Two-time cancer survivor JulieAnn Villa remembers her first genetic test in 2004, when she was 27. Her older brother had previously survived acute lymphoblastic leukemia, a rare cancer of the blood and bone marrow, when he was 13. A few years earlier, her cousin, who grew up two blocks away, received a stage IV breast cancer diagnosis at age 27. It seemed like a trend.
“I just thought, I want to do everything preventative that I can. I had my first mammogram at 25,” Villa says. Her genetic results came back inconclusive. She didn’t have a mutation in BRCA1, BRCA2 or HER2, three of the most common breast cancer-related genes.

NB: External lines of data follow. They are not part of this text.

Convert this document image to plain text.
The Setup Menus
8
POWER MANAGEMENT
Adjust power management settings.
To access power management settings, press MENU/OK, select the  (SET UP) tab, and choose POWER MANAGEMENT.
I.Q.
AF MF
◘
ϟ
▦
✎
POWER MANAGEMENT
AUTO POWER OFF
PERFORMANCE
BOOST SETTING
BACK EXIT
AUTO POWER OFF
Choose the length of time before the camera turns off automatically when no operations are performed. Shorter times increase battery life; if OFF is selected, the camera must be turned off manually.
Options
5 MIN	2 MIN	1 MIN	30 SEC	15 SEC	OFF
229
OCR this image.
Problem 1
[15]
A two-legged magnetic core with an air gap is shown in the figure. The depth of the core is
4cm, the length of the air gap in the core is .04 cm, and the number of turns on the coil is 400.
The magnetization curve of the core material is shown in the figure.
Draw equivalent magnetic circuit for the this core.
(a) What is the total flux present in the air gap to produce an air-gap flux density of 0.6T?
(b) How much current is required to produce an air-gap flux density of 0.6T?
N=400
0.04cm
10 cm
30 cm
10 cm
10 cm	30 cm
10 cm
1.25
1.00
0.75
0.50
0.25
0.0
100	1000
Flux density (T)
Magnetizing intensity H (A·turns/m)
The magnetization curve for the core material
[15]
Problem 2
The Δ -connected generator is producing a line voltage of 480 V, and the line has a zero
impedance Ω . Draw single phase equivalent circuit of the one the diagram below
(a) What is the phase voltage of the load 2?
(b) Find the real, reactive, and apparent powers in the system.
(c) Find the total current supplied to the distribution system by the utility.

But in 2010, Villa received her first cancer diagnosis. After two years of bloody stool and doctors telling her she had hemorrhoids, she finally lost enough blood that she felt too dizzy to stand. Her doctor sent her for a colonoscopy, and immediately knew: It was rectal cancer. She was supposed to run the Chicago Marathon on 10/10/10, but ended up receiving chemotherapy.
Her doctors ordered another, more in-depth genetic test in 2011. This time, they told her she had a “variation of unknown significance” in a gene called TP53. A second cancer, this time in her jaw, came and went in 2015. It wouldn’t be until 2020 that she’d learn she had Li-Fraumeni syndrome, a rare, heritable condition that causes an ultra-heightened susceptibility to cancer, especially in young people.